The Concept of Globalization

            It is argued that globalisation does not necessarily result in the domination and erasure of local cultures but rather engenders a resistance which can take the best of the global and reinforce and revitalise the potency of local cultures. Discuss with reference to the readings and concepts encountered in the subject.

             Globalisation does not necessarily result in the domination and erasure of local cultures, is a positive statement one can make from the reading Understanding Globalisation: History and Representation in the Emergence of the World as a Single Place, (Holton 1998). We will be looking at where globalisation comes from, or as far back as we can trace it in history. Globalisation engenders a resistance which can take the best of the global and reinforce and revitalise the potency of local cultures.
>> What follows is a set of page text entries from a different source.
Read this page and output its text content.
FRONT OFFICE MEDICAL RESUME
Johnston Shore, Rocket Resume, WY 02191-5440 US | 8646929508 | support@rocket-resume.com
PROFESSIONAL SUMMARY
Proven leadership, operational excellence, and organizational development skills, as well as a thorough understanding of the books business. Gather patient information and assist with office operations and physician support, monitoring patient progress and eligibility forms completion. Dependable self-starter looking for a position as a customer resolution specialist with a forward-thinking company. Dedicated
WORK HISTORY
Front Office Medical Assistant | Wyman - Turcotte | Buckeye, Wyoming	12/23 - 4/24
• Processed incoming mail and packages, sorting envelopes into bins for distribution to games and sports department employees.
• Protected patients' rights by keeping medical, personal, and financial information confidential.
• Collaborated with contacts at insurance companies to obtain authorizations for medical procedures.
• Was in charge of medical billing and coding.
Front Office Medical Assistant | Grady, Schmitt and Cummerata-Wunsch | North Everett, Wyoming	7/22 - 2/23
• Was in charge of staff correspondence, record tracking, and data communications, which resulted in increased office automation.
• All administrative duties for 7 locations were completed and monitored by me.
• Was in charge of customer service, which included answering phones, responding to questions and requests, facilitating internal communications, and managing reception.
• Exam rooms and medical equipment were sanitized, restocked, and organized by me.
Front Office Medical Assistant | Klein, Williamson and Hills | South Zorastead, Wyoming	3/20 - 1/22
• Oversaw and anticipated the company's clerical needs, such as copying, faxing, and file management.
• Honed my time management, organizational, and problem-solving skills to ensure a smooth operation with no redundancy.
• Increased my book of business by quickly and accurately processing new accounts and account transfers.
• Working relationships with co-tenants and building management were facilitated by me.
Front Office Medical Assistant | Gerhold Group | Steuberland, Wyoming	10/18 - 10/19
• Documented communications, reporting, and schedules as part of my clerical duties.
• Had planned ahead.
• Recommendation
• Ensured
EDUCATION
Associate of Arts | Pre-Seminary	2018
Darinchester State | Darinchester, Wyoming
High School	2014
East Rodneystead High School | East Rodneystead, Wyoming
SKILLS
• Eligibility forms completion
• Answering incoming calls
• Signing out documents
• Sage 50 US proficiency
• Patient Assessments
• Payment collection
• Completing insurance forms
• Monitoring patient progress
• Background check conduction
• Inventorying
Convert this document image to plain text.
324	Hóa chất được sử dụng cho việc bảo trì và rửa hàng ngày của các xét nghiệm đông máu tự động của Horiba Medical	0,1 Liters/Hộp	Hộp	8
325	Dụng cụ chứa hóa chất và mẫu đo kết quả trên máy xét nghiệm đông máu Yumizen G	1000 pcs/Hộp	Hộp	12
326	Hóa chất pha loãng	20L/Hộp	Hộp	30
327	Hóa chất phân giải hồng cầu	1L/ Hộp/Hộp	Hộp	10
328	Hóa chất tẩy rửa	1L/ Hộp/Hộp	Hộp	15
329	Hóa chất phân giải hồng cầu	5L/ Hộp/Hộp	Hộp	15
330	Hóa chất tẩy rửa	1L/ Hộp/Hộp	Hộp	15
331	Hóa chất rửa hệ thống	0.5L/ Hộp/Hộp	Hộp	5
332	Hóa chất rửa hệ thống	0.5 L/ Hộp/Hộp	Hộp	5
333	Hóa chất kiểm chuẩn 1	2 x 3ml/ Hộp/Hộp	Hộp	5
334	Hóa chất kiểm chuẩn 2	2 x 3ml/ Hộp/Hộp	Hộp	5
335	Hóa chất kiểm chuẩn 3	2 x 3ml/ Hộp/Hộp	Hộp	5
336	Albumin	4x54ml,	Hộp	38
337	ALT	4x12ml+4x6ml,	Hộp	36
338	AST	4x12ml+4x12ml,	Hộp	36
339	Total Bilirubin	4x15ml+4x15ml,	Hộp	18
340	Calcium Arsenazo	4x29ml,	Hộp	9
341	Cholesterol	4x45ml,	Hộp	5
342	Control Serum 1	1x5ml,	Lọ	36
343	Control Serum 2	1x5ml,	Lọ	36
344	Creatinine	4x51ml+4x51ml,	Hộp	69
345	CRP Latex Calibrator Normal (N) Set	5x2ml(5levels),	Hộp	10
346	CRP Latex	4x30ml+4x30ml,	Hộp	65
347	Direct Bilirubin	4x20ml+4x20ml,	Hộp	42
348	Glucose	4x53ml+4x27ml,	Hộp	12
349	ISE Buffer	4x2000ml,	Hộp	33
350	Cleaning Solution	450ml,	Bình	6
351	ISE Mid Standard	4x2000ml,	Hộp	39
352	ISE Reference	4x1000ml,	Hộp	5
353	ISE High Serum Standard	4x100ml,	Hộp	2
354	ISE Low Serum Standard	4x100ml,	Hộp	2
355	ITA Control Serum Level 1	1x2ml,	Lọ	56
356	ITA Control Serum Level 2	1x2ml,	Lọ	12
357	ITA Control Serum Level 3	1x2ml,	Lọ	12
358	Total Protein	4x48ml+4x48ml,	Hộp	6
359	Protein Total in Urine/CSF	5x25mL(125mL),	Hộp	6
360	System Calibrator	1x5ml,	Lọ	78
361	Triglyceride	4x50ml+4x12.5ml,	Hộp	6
Also, with looking at the reading mentioned previously and defining the term globalisation one can see that it would be quite the best of the global cultures which are taken and reinforced and revitalised into the local cultures, that is that my understanding of the term 'global" in the question is to mean 'global cultures". As we all know, it is a simple fact of history which is able to show that global cultures are where the best come from in order to revitalise local cultures. .

             Globalisation is historical, and was present in the vast past of the world. It is through the history that we can see globalisation did exist and took several forms, history, politics, economics, religion, capitalism, social behaviour, modernisation, and imperialism. These were all present in history from the beginning. There was the developing of 'The West" which did create dominance of local cultures from those who claimed to be superior. We know that 'The West" was a social level of development, which first occurred in Europe. In Hall"s definition of 'The West" in, Formations of Modernity, we are told that a society of the west is "developed, industrialised, urbanized, capitalist, and modern"(p277).